Providence Family Ministries
The Art Collector
Years ago there was a wealthy man and his devoted young son who shared a passion for art collecting. Together they traveled around the world adding only the finest art treasures to their collection. Priceless works by Picasso, Van Gogh, Monet, and many others adorned the walls of the family estate. The widowed elder man always looked on with satisfaction and pride as his only child dealt with experienced art collectors around the world.
As winter approached, war engulfed the nation, and the young son left to serve his country. But only after a few short weeks, the father received news that his son had died while rushing a fellow soldier to a medic. Distraught and lonely, the old man faced the upcoming Christmas holidays with anguish and sadness. The joy of the season would visit his house no more.
On Christmas morning, a knock on the door awakened the depressed old man. As he walked to the door, the masterpieces on the walls only reminded him that his son was not coming home. As he opened the door, he was greeted by a soldier with a large package in his hands. The soldier introduced himself by saying, "I was a friend of your son. I was the one he was rescuing when he died. May I come in for a few moments? I have something to show you." Your son told everyone about the passion you both shared for fine art. "I am an artist," said the soldier, "and I want to give you this." The old man unwrapped the package to reveal a portrait of his son.
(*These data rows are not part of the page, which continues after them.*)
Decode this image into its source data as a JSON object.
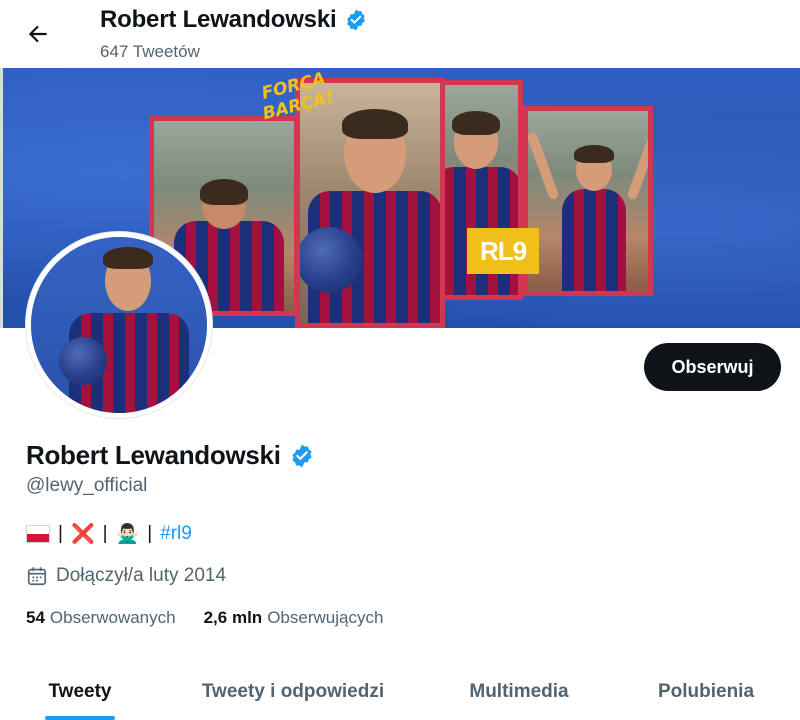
{
  "header": {
    "title": "Robert Lewandowski",
    "tweet_count": "647 Tweetów"
  },
  "banner": {
    "forca_text": "FORÇA BARÇA!",
    "rl9_text": "RL9"
  },
  "profile": {
    "name": "Robert Lewandowski",
    "handle": "@lewy_official",
    "verified": true,
    "bio": {
      "emoji_cross": "❌",
      "emoji_person": "🙅🏻‍♂️",
      "separator": "|",
      "hashtag": "#rl9"
    },
    "joined": "Dołączył/a luty 2014",
    "following_count": "54",
    "following_label": "Obserwowanych",
    "followers_count": "2,6 mln",
    "followers_label": "Obserwujących",
    "follow_button": "Obserwuj"
  },
  "tabs": [
    {
      "label": "Tweety",
      "active": true
    },
    {
      "label": "Tweety i odpowiedzi",
      "active": false
    },
    {
      "label": "Multimedia",
      "active": false
    },
    {
      "label": "Polubienia",
      "active": false
    }
  ],
  "colors": {
    "accent": "#1d9bf0",
    "text_primary": "#0f1419",
    "text_secondary": "#536471",
    "banner_blue": "#2a57b5",
    "frame_red": "#d3364f",
    "rl9_yellow": "#f0c01a"
  },
  "icons": {
    "back": "arrow-left-icon",
    "verified": "verified-badge-icon",
    "calendar": "calendar-icon"
  }
}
Though the world would never consider it the work of a genius, the painting featured the young man's face in striking detail. Overcome with emotion, the old man thanked the soldier, promising to hang the picture above the fireplace.
After the soldier departed, the man pushed aside thousands of dollars worth of art to hang the painting, and he spent Christmas gazing at the gift he had been given. During the weeks that followed, the old man learned many stories of his son's gallantry. His son had rescued dozens of wounded soldiers before a bullet stilled his caring heart. Soon, fatherly pride began to ease the old man's grief. The painting of his son became his most prized possession. He told neighbors it was the greatest gift he had ever received.
The following spring, the old man became ill and passed away. Sad, but true, the art world was in anticipation. All those paintings would be sold at auction. According to the will of the old man, all of the art works would be auctioned on Christmas Day, the day he had received the greatest gift.
The day arrived and art collectors from around the world gathered to bid on some of the world's most spectacular paintings. Many hoped to claim, "I now have the greatest collection." The auction began with a painting that was not on any museum's list. It was the painting of the old man's son. The auctioneer asked for an opening bid, but the room was silent. "Who will open the bidding with $100?," he asked. Minutes passed, and no one spoke. From the back of the room came a voice, "Who cares about that painting? It's just a picture of his son." Let's forget about it and move on to the good stuff." More voices echoed in agreement. "No, we have to sell this one first," replied the auctioneer. "Now, who will take the son?" Finally, a neighbor of the old man spoke. "Will you take ten dollars for the painting? That's all I have. I knew the boy, so I'd like to have it."
"I have ten dollars. Will anyone go higher?" called the auctioneer. After more silence, the auctioneer said, "Going once, going twice, gone." The gavel fell. Cheers filled the room and someone exclaimed, "Now we can get on with it and bid on the real treasures!"
The auctioneer looked at the audience and announced that the auction was over. Stunned disbelief filled the room. Someone asked, "What do you mean, it's over? We didn't come here for a picture of some old guy's son! What about all the other paintings? There are millions of dollars worth of art here! I demand that you explain what's going on!"
The auctioneer replied, "It's very simple. According to the will of the father, whoever takes the son..........gets it all."